The heavily secured, fairly exclusive MoMA PS1 event on March 2nd of this year was, in retrospect, a glorified listening party meant to build press for a one-off album with an overblown concept. And it felt that way — it seemed somehow big-ticketed and downmarket at the same time: men in tailored suits rubbed elbows with ungroomed journalists, art world fellow travelers mixed uneasily with Hot 97 radio contest winners, many of whom, it was clear from talking to them outside, were unfamiliar with most of the Wu-Tang catalogue. Instead of a night for fans, the event was transparently a bid for bidders and an attempt to trump up the album’s reputation so that Paddle8 would have an easier go of selling it. In the end, we found out yesterday, all parties got more and less than they bargained for.

No matter what you read in Bloomberg Businessweek, the audience at PS1 did not cheer after hearing the 13-minute sample of Shaolin. It was more like a whimper of polite clapping with a few clicks and whistles thrown in. The reason was simple: an album is not a cake; you can’t eat a bite of it and know how it tastes. Besides, Shaolin is two hours long and features 31 tracks. And much of what we heard was the overloud production — by Wu-Tang affiliate Cilvaringz and the previously unknown Wissam Khodur — which sounded at the time like a cartoon version of 36 Chambers. Add to all of this the possibility that we would never again hear the album in our lifetimes, given that RZA had placed it under copyright for 88 years. It was like trying to watch a rare astronomical event on a cloudy night.

That the whole thing sounded like a high-minded art-scam meant to avoid the consumerist judgment of Wu-Tang fans seemed obvious enough, especially after hearing Cilvaringz talk for just a few minutes. (“The irony of it is that we did it for the fans.”) Still, it was probably confirming for many when Method Man came out and said as much a couple of days after the MoMA event. (“That shit is fuckin’ stupid,” he told XXL.) And even when he retracted his statement a week later, he had harsh words for Cilvaringz. “Yes, I’m discrediting Cilvaringz,” Method Man said, “but I’m not discrediting the product.” But given that Cilvaringz helped produced, conceive, and hock Once Upon a Time in Shaolin, was it really so easy to separate him from the product?

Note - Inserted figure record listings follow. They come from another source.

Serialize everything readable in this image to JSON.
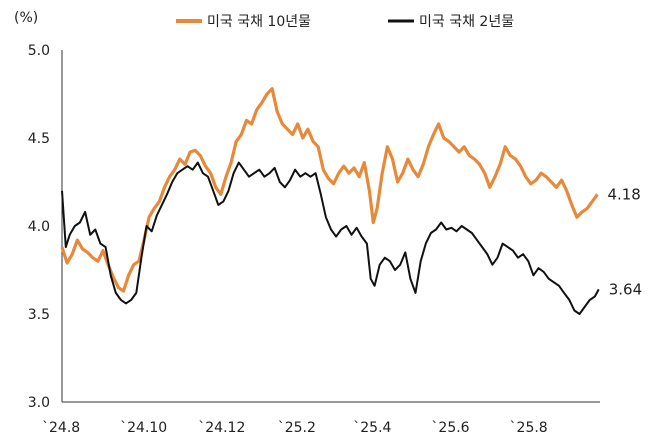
{
  "chart_data": {
    "type": "line",
    "y_unit_label": "(%)",
    "ylim": [
      3.0,
      5.0
    ],
    "y_ticks": [
      "5.0",
      "4.5",
      "4.0",
      "3.5",
      "3.0"
    ],
    "y_tick_values": [
      5.0,
      4.5,
      4.0,
      3.5,
      3.0
    ],
    "x_ticks": [
      "`24.8",
      "`24.10",
      "`24.12",
      "`25.2",
      "`25.4",
      "`25.6",
      "`25.8"
    ],
    "x_tick_values": [
      0,
      61,
      122,
      184,
      243,
      304,
      365
    ],
    "x_range": [
      0,
      420
    ],
    "grid": false,
    "legend_position": "top",
    "series": [
      {
        "name": "미국 국채 10년물",
        "color": "#E8893A",
        "end_label": "4.18",
        "points": [
          [
            0,
            3.88
          ],
          [
            4,
            3.79
          ],
          [
            8,
            3.84
          ],
          [
            12,
            3.92
          ],
          [
            16,
            3.87
          ],
          [
            20,
            3.85
          ],
          [
            24,
            3.82
          ],
          [
            28,
            3.8
          ],
          [
            32,
            3.86
          ],
          [
            36,
            3.78
          ],
          [
            40,
            3.71
          ],
          [
            44,
            3.65
          ],
          [
            48,
            3.63
          ],
          [
            52,
            3.72
          ],
          [
            56,
            3.78
          ],
          [
            60,
            3.8
          ],
          [
            64,
            3.92
          ],
          [
            68,
            4.05
          ],
          [
            72,
            4.1
          ],
          [
            76,
            4.14
          ],
          [
            80,
            4.22
          ],
          [
            84,
            4.28
          ],
          [
            88,
            4.32
          ],
          [
            92,
            4.38
          ],
          [
            96,
            4.35
          ],
          [
            100,
            4.42
          ],
          [
            104,
            4.43
          ],
          [
            108,
            4.4
          ],
          [
            112,
            4.34
          ],
          [
            116,
            4.3
          ],
          [
            120,
            4.22
          ],
          [
            124,
            4.18
          ],
          [
            128,
            4.28
          ],
          [
            132,
            4.36
          ],
          [
            136,
            4.48
          ],
          [
            140,
            4.52
          ],
          [
            144,
            4.6
          ],
          [
            148,
            4.58
          ],
          [
            152,
            4.66
          ],
          [
            156,
            4.7
          ],
          [
            160,
            4.75
          ],
          [
            164,
            4.78
          ],
          [
            168,
            4.65
          ],
          [
            172,
            4.58
          ],
          [
            176,
            4.55
          ],
          [
            180,
            4.52
          ],
          [
            184,
            4.58
          ],
          [
            188,
            4.5
          ],
          [
            192,
            4.55
          ],
          [
            196,
            4.48
          ],
          [
            200,
            4.45
          ],
          [
            204,
            4.32
          ],
          [
            208,
            4.27
          ],
          [
            212,
            4.24
          ],
          [
            216,
            4.3
          ],
          [
            220,
            4.34
          ],
          [
            224,
            4.3
          ],
          [
            228,
            4.33
          ],
          [
            232,
            4.28
          ],
          [
            236,
            4.36
          ],
          [
            240,
            4.2
          ],
          [
            243,
            4.02
          ],
          [
            246,
            4.1
          ],
          [
            250,
            4.3
          ],
          [
            254,
            4.45
          ],
          [
            258,
            4.38
          ],
          [
            262,
            4.25
          ],
          [
            266,
            4.3
          ],
          [
            270,
            4.38
          ],
          [
            274,
            4.32
          ],
          [
            278,
            4.28
          ],
          [
            282,
            4.35
          ],
          [
            286,
            4.45
          ],
          [
            290,
            4.52
          ],
          [
            294,
            4.58
          ],
          [
            298,
            4.5
          ],
          [
            302,
            4.48
          ],
          [
            306,
            4.45
          ],
          [
            310,
            4.42
          ],
          [
            314,
            4.45
          ],
          [
            318,
            4.4
          ],
          [
            322,
            4.38
          ],
          [
            326,
            4.35
          ],
          [
            330,
            4.3
          ],
          [
            334,
            4.22
          ],
          [
            338,
            4.28
          ],
          [
            342,
            4.35
          ],
          [
            346,
            4.45
          ],
          [
            350,
            4.4
          ],
          [
            354,
            4.38
          ],
          [
            358,
            4.34
          ],
          [
            362,
            4.28
          ],
          [
            366,
            4.24
          ],
          [
            370,
            4.26
          ],
          [
            374,
            4.3
          ],
          [
            378,
            4.28
          ],
          [
            382,
            4.25
          ],
          [
            386,
            4.22
          ],
          [
            390,
            4.26
          ],
          [
            394,
            4.2
          ],
          [
            398,
            4.12
          ],
          [
            402,
            4.05
          ],
          [
            406,
            4.08
          ],
          [
            410,
            4.1
          ],
          [
            414,
            4.14
          ],
          [
            418,
            4.18
          ]
        ]
      },
      {
        "name": "미국 국채 2년물",
        "color": "#111111",
        "end_label": "3.64",
        "points": [
          [
            0,
            4.2
          ],
          [
            3,
            3.88
          ],
          [
            6,
            3.95
          ],
          [
            10,
            4.0
          ],
          [
            14,
            4.02
          ],
          [
            18,
            4.08
          ],
          [
            22,
            3.95
          ],
          [
            26,
            3.98
          ],
          [
            30,
            3.9
          ],
          [
            34,
            3.88
          ],
          [
            38,
            3.72
          ],
          [
            42,
            3.62
          ],
          [
            46,
            3.58
          ],
          [
            50,
            3.56
          ],
          [
            54,
            3.58
          ],
          [
            58,
            3.62
          ],
          [
            62,
            3.82
          ],
          [
            66,
            4.0
          ],
          [
            70,
            3.97
          ],
          [
            74,
            4.06
          ],
          [
            78,
            4.12
          ],
          [
            82,
            4.18
          ],
          [
            86,
            4.25
          ],
          [
            90,
            4.3
          ],
          [
            94,
            4.32
          ],
          [
            98,
            4.34
          ],
          [
            102,
            4.32
          ],
          [
            106,
            4.36
          ],
          [
            110,
            4.3
          ],
          [
            114,
            4.28
          ],
          [
            118,
            4.2
          ],
          [
            122,
            4.12
          ],
          [
            126,
            4.14
          ],
          [
            130,
            4.2
          ],
          [
            134,
            4.3
          ],
          [
            138,
            4.36
          ],
          [
            142,
            4.32
          ],
          [
            146,
            4.28
          ],
          [
            150,
            4.3
          ],
          [
            154,
            4.32
          ],
          [
            158,
            4.28
          ],
          [
            162,
            4.3
          ],
          [
            166,
            4.33
          ],
          [
            170,
            4.25
          ],
          [
            174,
            4.22
          ],
          [
            178,
            4.26
          ],
          [
            182,
            4.32
          ],
          [
            186,
            4.28
          ],
          [
            190,
            4.3
          ],
          [
            194,
            4.28
          ],
          [
            198,
            4.3
          ],
          [
            202,
            4.18
          ],
          [
            206,
            4.05
          ],
          [
            210,
            3.98
          ],
          [
            214,
            3.94
          ],
          [
            218,
            3.98
          ],
          [
            222,
            4.0
          ],
          [
            226,
            3.95
          ],
          [
            230,
            3.99
          ],
          [
            234,
            3.94
          ],
          [
            238,
            3.9
          ],
          [
            241,
            3.7
          ],
          [
            244,
            3.66
          ],
          [
            248,
            3.78
          ],
          [
            252,
            3.82
          ],
          [
            256,
            3.8
          ],
          [
            260,
            3.75
          ],
          [
            264,
            3.78
          ],
          [
            268,
            3.85
          ],
          [
            272,
            3.7
          ],
          [
            276,
            3.62
          ],
          [
            280,
            3.8
          ],
          [
            284,
            3.9
          ],
          [
            288,
            3.96
          ],
          [
            292,
            3.98
          ],
          [
            296,
            4.02
          ],
          [
            300,
            3.98
          ],
          [
            304,
            3.99
          ],
          [
            308,
            3.97
          ],
          [
            312,
            4.0
          ],
          [
            316,
            3.98
          ],
          [
            320,
            3.96
          ],
          [
            324,
            3.92
          ],
          [
            328,
            3.88
          ],
          [
            332,
            3.84
          ],
          [
            336,
            3.78
          ],
          [
            340,
            3.82
          ],
          [
            344,
            3.9
          ],
          [
            348,
            3.88
          ],
          [
            352,
            3.86
          ],
          [
            356,
            3.82
          ],
          [
            360,
            3.84
          ],
          [
            364,
            3.8
          ],
          [
            368,
            3.72
          ],
          [
            372,
            3.76
          ],
          [
            376,
            3.74
          ],
          [
            380,
            3.7
          ],
          [
            384,
            3.68
          ],
          [
            388,
            3.66
          ],
          [
            392,
            3.62
          ],
          [
            396,
            3.58
          ],
          [
            400,
            3.52
          ],
          [
            404,
            3.5
          ],
          [
            408,
            3.54
          ],
          [
            412,
            3.58
          ],
          [
            416,
            3.6
          ],
          [
            419,
            3.64
          ]
        ]
      }
    ]
  }
}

Over the next few months, it became reasonable to wonder whether the poor reception for the album’s concept and backstory — its scheme — would affect Paddle8’s ability to find buyers. On top of what later proved to be an exorbitant starting bid of $5 million dollars, the news wasn’t getting any better. When Ghostface Killah was asked to give his opinion on the album, he was, at most, ambivalent. “I couldn’t understand it at first, neither, and sometimes I still don’t understand, and sometimes I do.” he told CBC Music in April. “I’m stuck in the middle.”

It was around this time — in April, one month before the deal with Shkreli was supposedly locked — that Flavorwire reached out to Paddle8 via email to ask how the auction process was progressing. The response: “We are currently working with RZA and the Wu-Tang Clan to vet a few competing offers.” Two months later, in June, we were told the same: “No update.” None of this, again, corroborates RZA’s claim that a deal had been reached in May. It suggests, in fact, the opposite: that they were still vetting offers from March until at least August.

The likelier story here is that the Once Upon a Time in Shaolin’s ill-conceived art world rollout, its quasi-legitimate status as an entry in the Wu-Tang canon, and its lofty “concept” all conspired against would-be buyers — except for the hapless Martin Shkreli. What self-respecting capitalist would be willing to pay $2 million for an album that can’t be exploited for commercial purposes until 2103?